At Apple’s WWDC today, the company debuted some pretty ‘meh’ changes to iOS7; iOS8, which will be available to download in the Autumn of this year, might have more appropriately been named iOS7.1.
Amongst the multi-threaded workflow and invasive notifications—so I can be distracted by Twitter even more often—was one shining gem: Apple have a new programming language.
It’s significant, not because it’s powering anything yet, but because it will more than likely power everything developed by and for Apple for the next decade and beyond. It’s significant because all of those hours spent staring at Objective-C until you finally gave in and switched to PhoneGap are no longer relevant.
The new language, named Swift (for obvious reasons), is designed to deliver the power of a full programming language with the simplicity of a scripting language.
Very excited by Apple’s new Swift language.

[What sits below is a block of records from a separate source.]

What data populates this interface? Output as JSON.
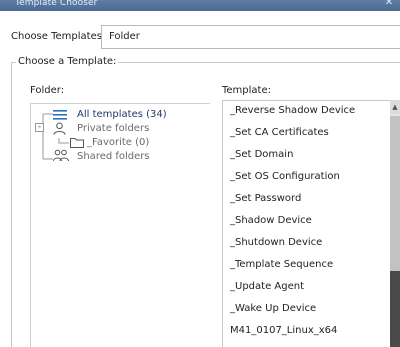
{
  "window": {
    "title": "Template Chooser",
    "close_glyph": "✕"
  },
  "chooser": {
    "label": "Choose Templates by:",
    "selected": "Folder"
  },
  "group": {
    "legend": "Choose a Template:"
  },
  "folder_section": {
    "label": "Folder:",
    "tree": [
      {
        "label": "All templates (34)",
        "icon": "list-icon",
        "selected": true
      },
      {
        "label": "Private folders",
        "icon": "person-icon",
        "expander": "-"
      },
      {
        "label": "_Favorite (0)",
        "icon": "folder-icon"
      },
      {
        "label": "Shared folders",
        "icon": "people-icon"
      }
    ]
  },
  "template_section": {
    "label": "Template:",
    "items": [
      "_Reverse Shadow Device",
      "_Set CA Certificates",
      "_Set Domain",
      "_Set OS Configuration",
      "_Set Password",
      "_Shadow Device",
      "_Shutdown Device",
      "_Template Sequence",
      "_Update Agent",
      "_Wake Up Device",
      "M41_0107_Linux_x64"
    ]
  },
  "colors": {
    "titlebar": "#4f6f98",
    "selected_text": "#1f3a6b",
    "tree_text": "#6b6b6b",
    "list_icon": "#2a6fc9",
    "scroll_dark": "#4a4a4a"
  }
}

It’ll do to mobile dev what JS did to web/desktop dev. https://t.co/iuVeb9nJop
— Aza Raskin (@aza) June 2, 2014
Swift will inspire a whole new generation of application developers and it may be enough to ensure Apple fights off the rising challenge of most developers’ platform of choice, Android.
Naturally Swift is object orientated, but Apple believe its syntax is simple enough to ensure that even novice coders will enjoy picking it up. The key to Swift is that it enforces very rigid constraints on the developer: namespaces are a feature, as is Objective-C’s dynamic object model.
#Apple #Swift? Meh. Languages that are proprietary to one platform die. Microsoft and Apple took us this way before. #HistoryRepeatsItself
— Geoffrey J. Teale (@tealeg) June 2, 2014
The exciting thing is that anything up to and including an operating system can be built with a syntax that JavaScript (and moreso—dare I mention its name?—Actionscript 3) developers will find instantly recognizable.
Apple’s news today may injure many companies. But also opened the doors for others. Extensibility: good for startups. Swift: lower dev cost. — Joe Walnes (@joewalnes) June 2, 2014
If you want to get a jump-start on Swift development, Apple have released a free eBook, which you can download now.